Er: Gerade eben wäre es zumindest durchaus angebracht gewesen. "Ich war schon wach!" - das ist wirklich die größte Übertreibung, die ich je aus deinem Mund gehört habe. Dein Puls war quasi nicht vorhanden! Wenn ich mich mal ganz dezent an dich rankuscheln will, krieg ich nur ein gemurmeltes "hauab" zu hören. Aber wenn dein Kollege ruft, erwachst du plötzlich von den Toten und stehst senkrecht im Bett.

Sie: Was erwartest du denn von mir?

Er: Du könntest ihm irgendwelche Gemeinheiten an den Kopf werfen und ihn anschreien, was ihm überhaupt einfällt. Das jedenfalls würdest du tun, wenn ich dich wecke.

Sie: Das ist etwas ganz anderes. Du weckst mich, weil dir langweilig ist. Weil du Hunger hast ...

Er: Ja, sind das vielleicht keine guten Gründe?

Sie: ... oder weil du, so wie gestern, auf dem Weg zur Toilette gegen die Bodenvase rennst.

Er: Was kann ich dafür, dass du hier ständig umdekorierst? Ich habe mir an dem blöden Ding fast den Fuß gebrochen! Aber das interessiert hier ja niemanden.

Sie: Entschuldige? Es war ja wohl dein Fuß, der die Vase zerbrochen hat - und nicht umgekehrt.

Er: Siehst du, genau das meine ich! Über mich beklagst du dich. Warum bist du zu mir nicht auch mal so nett und flötest mir ins Ohr. Warum höre ich kein "Ich hatte ohnehin gerade nichts besseres zu tun", wenn ich dich in der Firma anrufe? Wer ist dir eigentlich wichtiger?

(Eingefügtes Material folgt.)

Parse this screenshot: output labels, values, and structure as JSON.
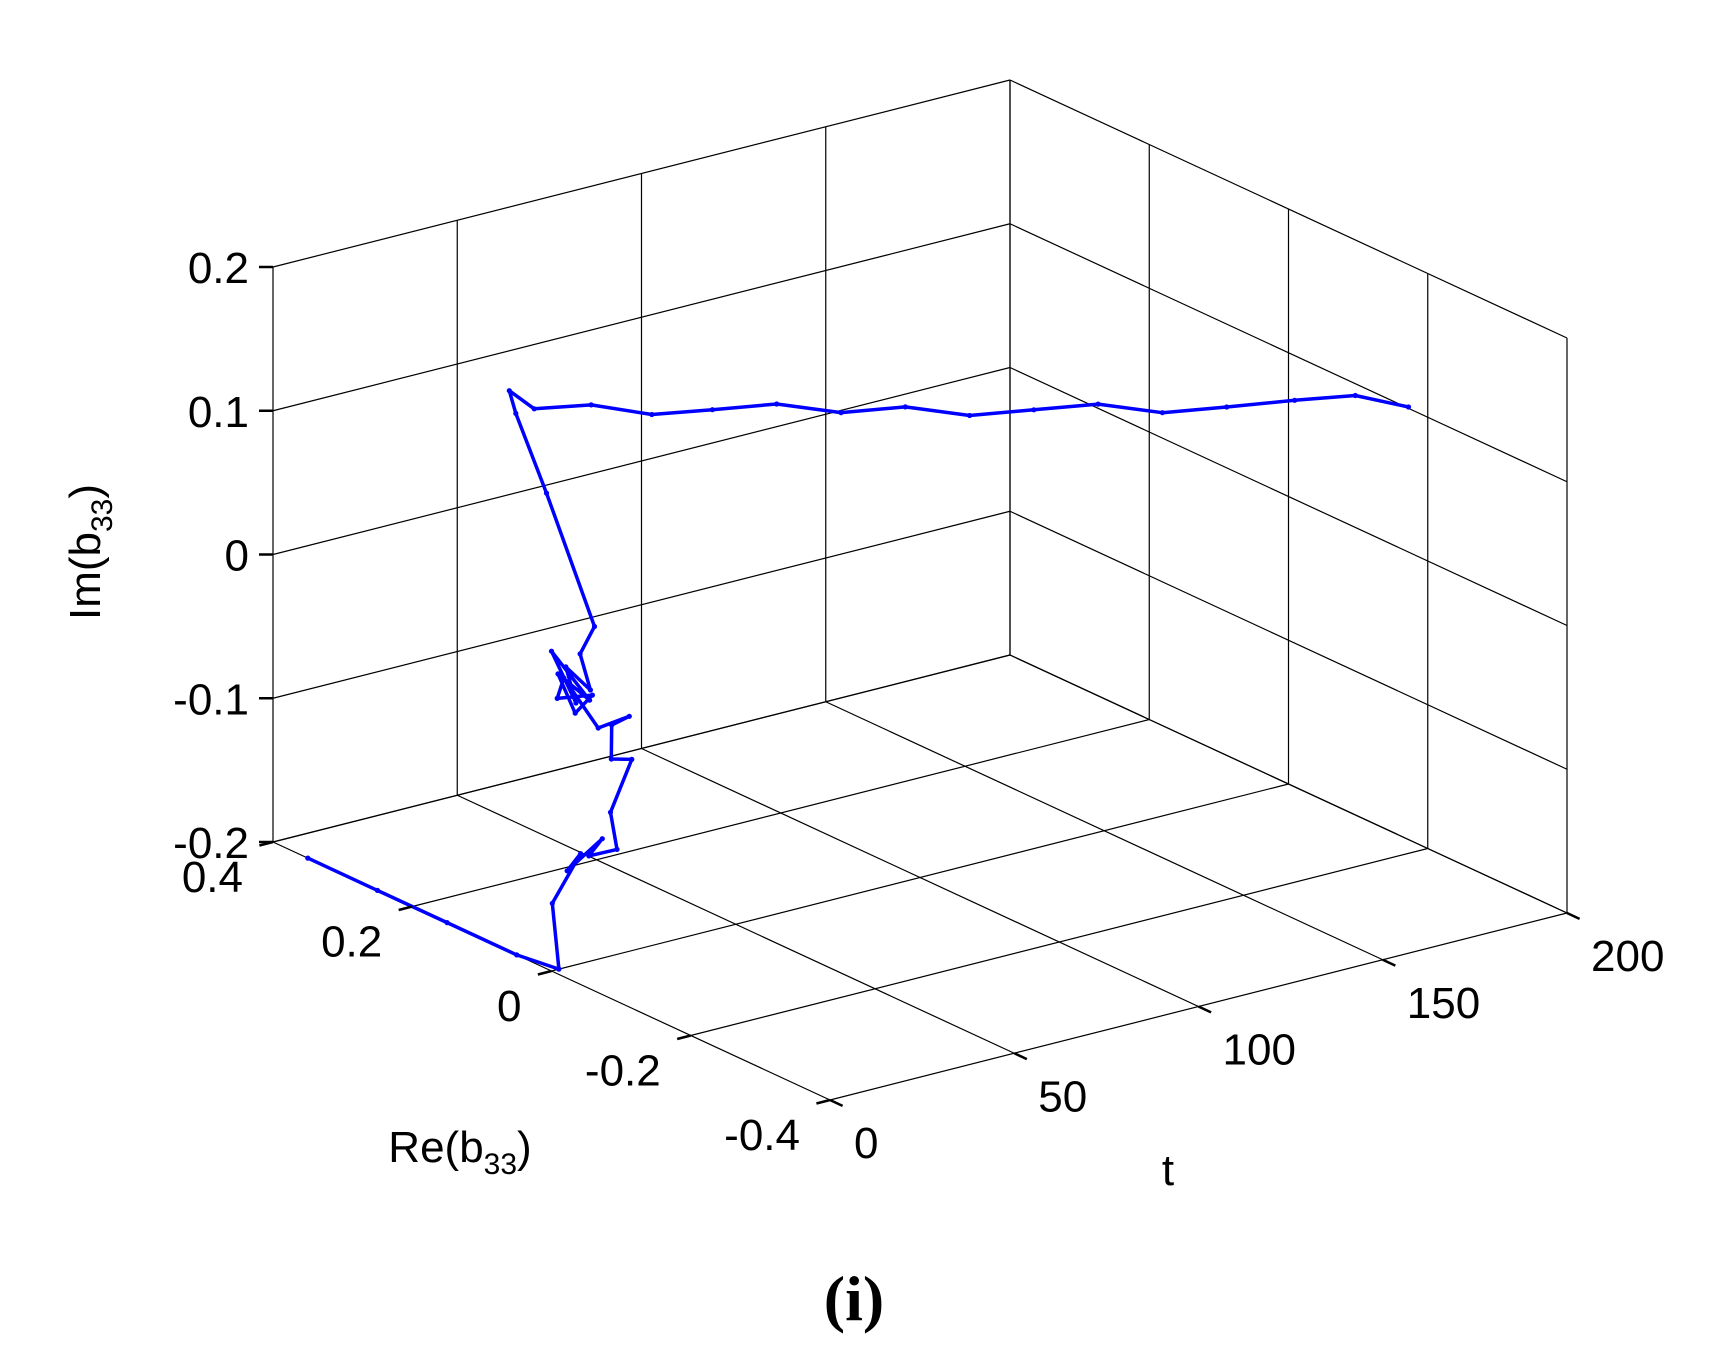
{
  "chart_data": {
    "type": "line3d",
    "panel_label": "(i)",
    "xlabel": {
      "pre": "Re(b",
      "sub": "33",
      "post": ")"
    },
    "ylabel": {
      "text": "t"
    },
    "zlabel": {
      "pre": "Im(b",
      "sub": "33",
      "post": ")"
    },
    "xlim": [
      -0.4,
      0.4
    ],
    "ylim": [
      0,
      200
    ],
    "zlim": [
      -0.2,
      0.2
    ],
    "x_ticks": [
      -0.4,
      -0.2,
      0,
      0.2,
      0.4
    ],
    "x_tick_labels": [
      "-0.4",
      "-0.2",
      "0",
      "0.2",
      "0.4"
    ],
    "y_ticks": [
      0,
      50,
      100,
      150,
      200
    ],
    "y_tick_labels": [
      "0",
      "50",
      "100",
      "150",
      "200"
    ],
    "z_ticks": [
      -0.2,
      -0.1,
      0,
      0.1,
      0.2
    ],
    "z_tick_labels": [
      "-0.2",
      "-0.1",
      "0",
      "0.1",
      "0.2"
    ],
    "grid": true,
    "line_color": "#0000ff",
    "series": [
      {
        "points": [
          [
            0.35,
            0,
            -0.2
          ],
          [
            0.25,
            0,
            -0.2
          ],
          [
            0.15,
            0,
            -0.2
          ],
          [
            0.05,
            0,
            -0.2
          ],
          [
            0.0,
            2,
            -0.2
          ],
          [
            0.02,
            4,
            -0.16
          ],
          [
            -0.01,
            6,
            -0.12
          ],
          [
            0.02,
            8,
            -0.14
          ],
          [
            -0.02,
            10,
            -0.11
          ],
          [
            0.01,
            12,
            -0.13
          ],
          [
            -0.02,
            14,
            -0.12
          ],
          [
            0.0,
            16,
            -0.1
          ],
          [
            -0.02,
            18,
            -0.06
          ],
          [
            0.02,
            20,
            -0.07
          ],
          [
            0.03,
            22,
            -0.05
          ],
          [
            0.01,
            23,
            -0.04
          ],
          [
            0.06,
            24,
            -0.06
          ],
          [
            0.12,
            26,
            -0.04
          ],
          [
            0.14,
            28,
            -0.06
          ],
          [
            0.1,
            30,
            -0.05
          ],
          [
            0.13,
            31,
            -0.07
          ],
          [
            0.16,
            32,
            -0.05
          ],
          [
            0.12,
            33,
            -0.06
          ],
          [
            0.18,
            34,
            -0.04
          ],
          [
            0.15,
            35,
            -0.07
          ],
          [
            0.17,
            36,
            -0.05
          ],
          [
            0.14,
            37,
            -0.06
          ],
          [
            0.16,
            38,
            -0.04
          ],
          [
            0.15,
            40,
            -0.02
          ],
          [
            0.24,
            44,
            0.05
          ],
          [
            0.3,
            47,
            0.09
          ],
          [
            0.32,
            49,
            0.1
          ],
          [
            0.3,
            52,
            0.09
          ],
          [
            0.25,
            58,
            0.1
          ],
          [
            0.2,
            65,
            0.1
          ],
          [
            0.15,
            72,
            0.11
          ],
          [
            0.1,
            80,
            0.12
          ],
          [
            0.05,
            88,
            0.12
          ],
          [
            0.0,
            96,
            0.13
          ],
          [
            -0.05,
            104,
            0.13
          ],
          [
            -0.1,
            112,
            0.14
          ],
          [
            -0.15,
            120,
            0.15
          ],
          [
            -0.2,
            128,
            0.15
          ],
          [
            -0.25,
            136,
            0.16
          ],
          [
            -0.3,
            145,
            0.17
          ],
          [
            -0.35,
            152,
            0.18
          ],
          [
            -0.4,
            157,
            0.18
          ]
        ]
      }
    ]
  }
}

Sie: Du natürlich, aber zu dir kann ich offen sein, dir muss ich nichts vormachen.

Er: Ist ja toll. Ich werde schlecht behandelt, angeraunzt und versetzt, weil ich dir wichtiger bin? Deshalb lässt du auch immer mich warten, wenn ich gekocht habe? Deshalb sagst du unseren Wochenendtrip ab, weil dein Chef ein Spontan-Meeting macht? Und ich dachte, mit dir verheiratet zu sein, wäre ein Vorteil.

Sie: Ist es auch - ich habe nämlich ein super Geschenk für dich. Willst du es sehen?

In dem Moment läutet das Telefon. Er schnappt es ihr aus der Hand und legt sofort los.

Er: So, jetzt hören Sie mal gut zu: Es passt gerade gar nicht und es ist wirklich ungünstig. Meine Frau hat nämlich etwas Besseres zu tun, und Sie werden ja wohl auch mal einen Tag ohne ... Tante Gerda? Ach du bist es, entschuldige bitte!

Sie (flüstert ihm zu): Sag ihr, du rufst zurück!

Er (ignoriert sie): Aber nein, du störst nicht, kein bisschen!

Sie (zischt ihm zu): Das ist MEIN Handy!

Er (zischt zurück): Eben. Dann kann wenigstens keiner deiner bescheuerten Kollegen anrufen.

Sie: Mach sofort Schluss!

Er: Wie? Onkel Otto hat beim Bingo gewonnen? Nein, wie schön - erzähl!